Neutrophil recruitment to the airway is required for airway hyperreactivity (AHR). (A) Mice were sensitized twice through the airway and given anti–GR-1 antibody or isotype control antibody 6 hours before ovalbumin (OVA) challenge. The accumulation of neutrophils and eosinophils in the airway is shown, as well as AHR (n = 8 mice per group). (B) C57BL/6 mice were sensitized twice through the airway or peritoneum as indicated and harvested at various times post OVA challenge. CXCL1 and CXCL5 levels in the bronchoalveolar lavage (BAL) were measured by ELISA. (C) C57BL/6 and Il-17ra^−/− mice were sensitized through the airway and harvested at various times post challenge. CXCL1 and CXCL5 levels in the BAL were measured by ELISA. Solid columns represent IL-17R^+/+; shaded columns represent IL-17R^−/−. (D) Wild-type BALB/c and genetically matched Cxcr2^−/− mice were sensitized twice through the airway. Levels of neutrophils, eosinophils, and AHR were measured at 48 hours post OVA challenge. (n = 21 mice per group) *P ≤ 0.05; **P ≤ 0.01; ***P ≤ 0.001.

Figure 6.

Airway administration of chemokines induces neutrophilia, but not airway hyperreactivity. Mice were sensitized through the airway or peritoneum and challenged on a single occasion with aerosolized ovalbumin (OVA).

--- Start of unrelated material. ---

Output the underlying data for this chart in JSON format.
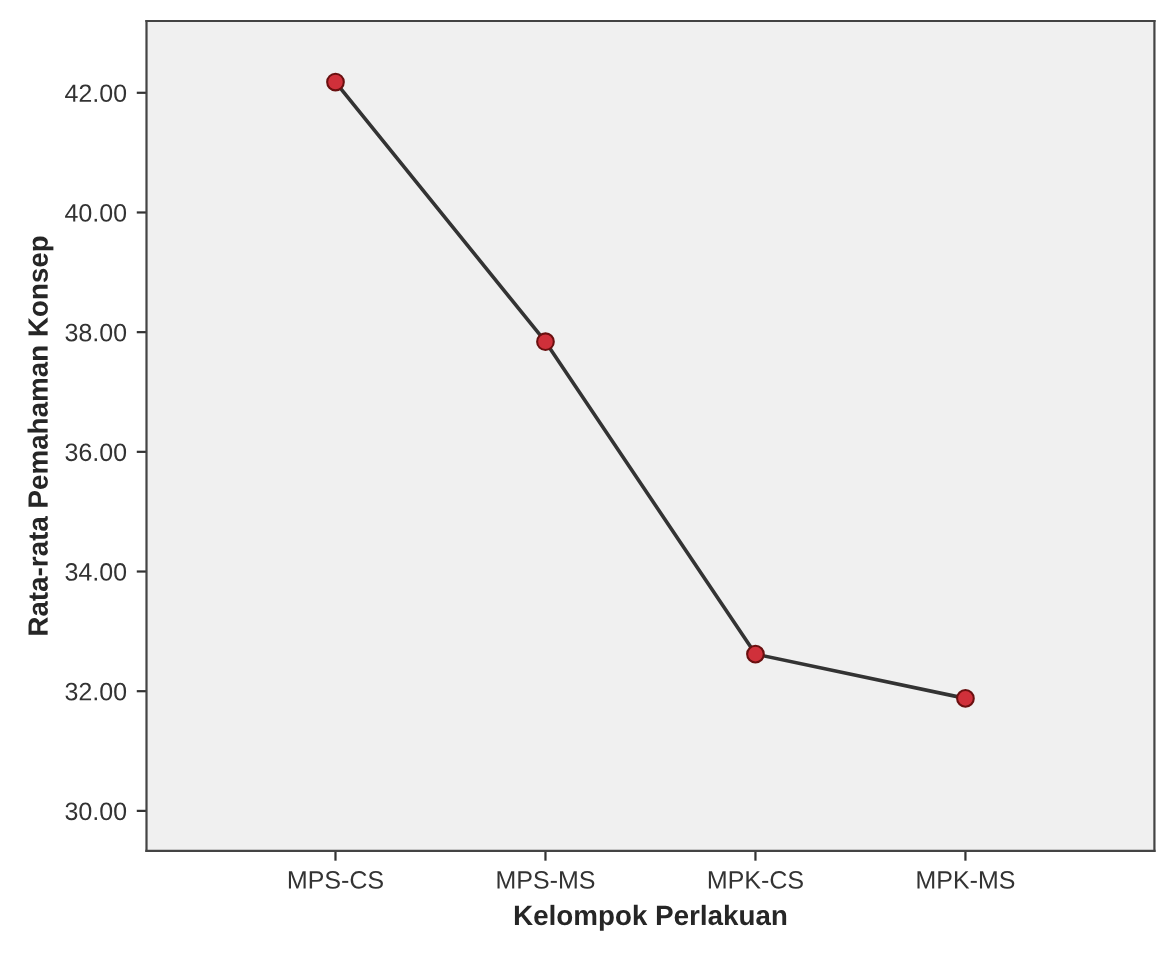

Where indicated, intraperitoneally sensitized mice received airway delivery of either CXCL5 or CXCL1 at 4 hours post OVA challenge. All animals were harvested 48 hours later for levels of bronchoalveolar lavage neutrophils and airway hyperreactivity. ***P ≤ 0.001.

Figure 7.

IL-17 and Th2 responses act synergistically to promote airway neutrophilia and airway hyperreactivity (AHR). All groups of C57BL/6 mice received intraperitoneal sensitizations to prime Th2 immunity, and some of these mice were also challenged with aerosolized ovalbumin (OVA). Where indicated, mice also received airway delivery of exogenous IL-17 or IL-17F. (A) Neutrophil and eosinophil recruitment to the airway 48 hours post OVA challenge. (B) Methacholine-induced airway resistance in mice receiving IL-17 (left panel) or IL-17F (right panel). Data shown represent the results of three similar experiments. (C) Wild-type and Stat6^−/− mice were sensitized through the airway, challenged with OVA, and assessed for eosinophil and neutrophil accumulation in the airway, and for methacholine-induced airway hyperractivity at 48 hours post challenge. Data shown represent the results of two similar experiments (n = 10 mice per group). *P ≤ 0.05; **P ≤ 0.01; ***P ≤ 0.001.